The lights will go out in towns and cities around the world this month as part of a global initiative to highlight climate change.


More than 1100 cities and towns in some 100 countries from Mongolia to Madagascar, Nepal to New Zealand, will switch off their lights for an hour this Saturday (March 27) at 8.30pm (GMT) as part of the conservation group Worldwide Fund for Nature’s (WWF) Earth Hour.

WWF-UK head of campaigns, Colin Butfield, said: “This year’s Earth Hour hopes to attract some one billion people.

“By signing up to switch off their lights, individuals, businesses, towns and cities can join a global phenomenon and show world leaders that we care about climate change.”

This year’s event, hailed as the biggest yet, will ripple across the earth as communities dim the lights in 25 time zones, including on some of the world’s most iconic landmarks.

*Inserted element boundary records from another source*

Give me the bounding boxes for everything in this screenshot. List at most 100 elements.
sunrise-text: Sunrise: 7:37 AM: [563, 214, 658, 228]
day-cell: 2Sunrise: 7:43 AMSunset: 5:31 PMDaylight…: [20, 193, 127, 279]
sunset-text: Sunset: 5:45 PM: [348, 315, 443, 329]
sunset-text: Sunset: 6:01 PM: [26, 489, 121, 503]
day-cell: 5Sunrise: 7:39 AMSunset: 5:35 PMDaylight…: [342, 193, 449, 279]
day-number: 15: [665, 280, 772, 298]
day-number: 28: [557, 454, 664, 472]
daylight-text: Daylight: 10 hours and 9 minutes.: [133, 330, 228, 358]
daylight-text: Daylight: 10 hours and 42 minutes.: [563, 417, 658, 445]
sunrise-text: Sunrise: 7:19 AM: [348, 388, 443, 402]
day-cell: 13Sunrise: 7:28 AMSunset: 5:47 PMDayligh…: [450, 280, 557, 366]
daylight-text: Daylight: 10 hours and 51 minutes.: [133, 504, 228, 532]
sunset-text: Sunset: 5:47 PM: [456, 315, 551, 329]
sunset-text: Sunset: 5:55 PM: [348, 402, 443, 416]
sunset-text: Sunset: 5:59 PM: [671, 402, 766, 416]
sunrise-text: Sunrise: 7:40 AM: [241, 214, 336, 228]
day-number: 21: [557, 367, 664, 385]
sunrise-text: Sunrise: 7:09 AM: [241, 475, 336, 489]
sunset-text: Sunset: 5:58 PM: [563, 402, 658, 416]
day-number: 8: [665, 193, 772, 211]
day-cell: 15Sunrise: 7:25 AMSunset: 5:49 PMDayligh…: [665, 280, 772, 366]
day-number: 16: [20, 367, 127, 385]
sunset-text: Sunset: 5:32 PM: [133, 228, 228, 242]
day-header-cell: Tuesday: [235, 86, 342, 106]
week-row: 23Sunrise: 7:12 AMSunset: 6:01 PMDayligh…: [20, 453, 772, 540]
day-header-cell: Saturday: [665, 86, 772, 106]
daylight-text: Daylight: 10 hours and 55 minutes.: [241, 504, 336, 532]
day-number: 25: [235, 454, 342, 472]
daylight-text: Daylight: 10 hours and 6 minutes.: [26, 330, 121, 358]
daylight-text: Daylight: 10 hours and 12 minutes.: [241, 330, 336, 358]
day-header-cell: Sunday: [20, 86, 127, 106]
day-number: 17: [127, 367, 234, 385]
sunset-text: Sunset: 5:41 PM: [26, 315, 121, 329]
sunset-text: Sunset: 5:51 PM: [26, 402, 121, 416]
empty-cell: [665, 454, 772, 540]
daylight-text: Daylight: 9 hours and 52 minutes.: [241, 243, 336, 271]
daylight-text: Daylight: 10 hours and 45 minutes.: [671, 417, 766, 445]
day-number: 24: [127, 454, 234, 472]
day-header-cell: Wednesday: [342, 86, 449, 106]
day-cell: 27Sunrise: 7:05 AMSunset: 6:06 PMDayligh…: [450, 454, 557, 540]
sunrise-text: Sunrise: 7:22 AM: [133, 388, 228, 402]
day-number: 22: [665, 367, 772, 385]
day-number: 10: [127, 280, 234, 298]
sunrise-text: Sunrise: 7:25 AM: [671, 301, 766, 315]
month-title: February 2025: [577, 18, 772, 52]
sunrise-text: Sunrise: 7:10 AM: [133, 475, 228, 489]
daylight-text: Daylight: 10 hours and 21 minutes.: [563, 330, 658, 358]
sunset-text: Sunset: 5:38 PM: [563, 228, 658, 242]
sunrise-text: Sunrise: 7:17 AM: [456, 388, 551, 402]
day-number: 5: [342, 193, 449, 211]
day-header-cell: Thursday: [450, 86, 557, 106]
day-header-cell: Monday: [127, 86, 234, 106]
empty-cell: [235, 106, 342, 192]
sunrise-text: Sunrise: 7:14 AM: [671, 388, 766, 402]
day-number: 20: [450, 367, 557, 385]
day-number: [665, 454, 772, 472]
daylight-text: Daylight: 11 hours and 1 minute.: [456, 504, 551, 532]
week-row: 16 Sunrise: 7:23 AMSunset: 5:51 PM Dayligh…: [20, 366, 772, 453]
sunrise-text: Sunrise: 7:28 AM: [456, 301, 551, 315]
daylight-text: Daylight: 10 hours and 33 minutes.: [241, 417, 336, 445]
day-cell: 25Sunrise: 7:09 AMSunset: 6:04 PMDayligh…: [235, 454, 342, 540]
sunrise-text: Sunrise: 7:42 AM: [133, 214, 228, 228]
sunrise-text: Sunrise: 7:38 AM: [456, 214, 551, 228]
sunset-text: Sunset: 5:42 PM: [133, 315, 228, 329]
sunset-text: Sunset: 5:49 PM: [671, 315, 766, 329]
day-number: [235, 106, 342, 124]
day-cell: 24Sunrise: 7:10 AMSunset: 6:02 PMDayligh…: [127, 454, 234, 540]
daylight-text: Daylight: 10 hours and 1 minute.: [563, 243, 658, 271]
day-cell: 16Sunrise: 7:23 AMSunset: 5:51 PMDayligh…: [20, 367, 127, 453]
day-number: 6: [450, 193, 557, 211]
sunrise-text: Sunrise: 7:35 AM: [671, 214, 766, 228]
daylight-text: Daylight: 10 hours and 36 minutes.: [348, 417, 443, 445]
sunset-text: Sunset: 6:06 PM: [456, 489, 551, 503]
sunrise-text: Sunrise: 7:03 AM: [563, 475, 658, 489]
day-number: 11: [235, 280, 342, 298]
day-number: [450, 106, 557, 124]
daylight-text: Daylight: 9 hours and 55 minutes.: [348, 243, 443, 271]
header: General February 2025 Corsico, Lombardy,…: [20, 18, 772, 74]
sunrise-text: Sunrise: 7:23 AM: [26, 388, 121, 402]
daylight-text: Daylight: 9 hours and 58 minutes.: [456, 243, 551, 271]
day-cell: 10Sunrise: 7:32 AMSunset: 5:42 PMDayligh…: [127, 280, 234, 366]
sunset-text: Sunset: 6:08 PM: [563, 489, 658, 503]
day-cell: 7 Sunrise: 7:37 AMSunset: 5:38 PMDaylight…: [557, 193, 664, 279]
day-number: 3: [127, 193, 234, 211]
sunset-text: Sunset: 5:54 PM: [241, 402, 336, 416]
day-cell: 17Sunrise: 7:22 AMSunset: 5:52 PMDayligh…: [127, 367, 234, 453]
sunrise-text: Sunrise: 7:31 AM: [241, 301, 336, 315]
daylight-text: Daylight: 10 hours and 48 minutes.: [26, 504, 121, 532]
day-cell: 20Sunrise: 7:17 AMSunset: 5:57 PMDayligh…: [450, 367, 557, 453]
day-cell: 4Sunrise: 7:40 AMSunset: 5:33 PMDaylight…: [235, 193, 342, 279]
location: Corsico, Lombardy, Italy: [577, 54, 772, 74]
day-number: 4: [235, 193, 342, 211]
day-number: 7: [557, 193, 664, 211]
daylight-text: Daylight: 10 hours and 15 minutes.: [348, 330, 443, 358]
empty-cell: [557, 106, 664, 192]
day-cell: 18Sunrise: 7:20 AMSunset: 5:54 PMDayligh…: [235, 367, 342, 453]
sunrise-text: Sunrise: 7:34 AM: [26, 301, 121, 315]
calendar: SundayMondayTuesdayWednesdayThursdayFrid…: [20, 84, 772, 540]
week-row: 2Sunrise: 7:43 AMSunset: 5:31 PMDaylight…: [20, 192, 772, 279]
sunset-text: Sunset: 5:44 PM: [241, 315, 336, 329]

These include San Francisco’s Golden Gate Bridge, the Las Vegas strip, Table Mountain in Cape Town, South Africa and Dubai’s new Burj Khalifa tower – the world’s tallest building.

They will be joined in the UK by Piccadilly Circus, the Royal Albert Hall and the London Eye in London, Manchester’s Trafford Centre, Wales Millennium Stadium and Portsmouth’s Spinnaker Tower.

Countries and regions taking part for the first time include Madagascar, Nepal, Saudi Arabia, Mongolia, Cambodia, Czech Republic, Paraguay, Ecuador and the US Commonwealth of the Northern Marina Islands in the Pacific Ocean.

The Earth Hour event first took place in Sydney in 2007 with some two million people switching off their lights.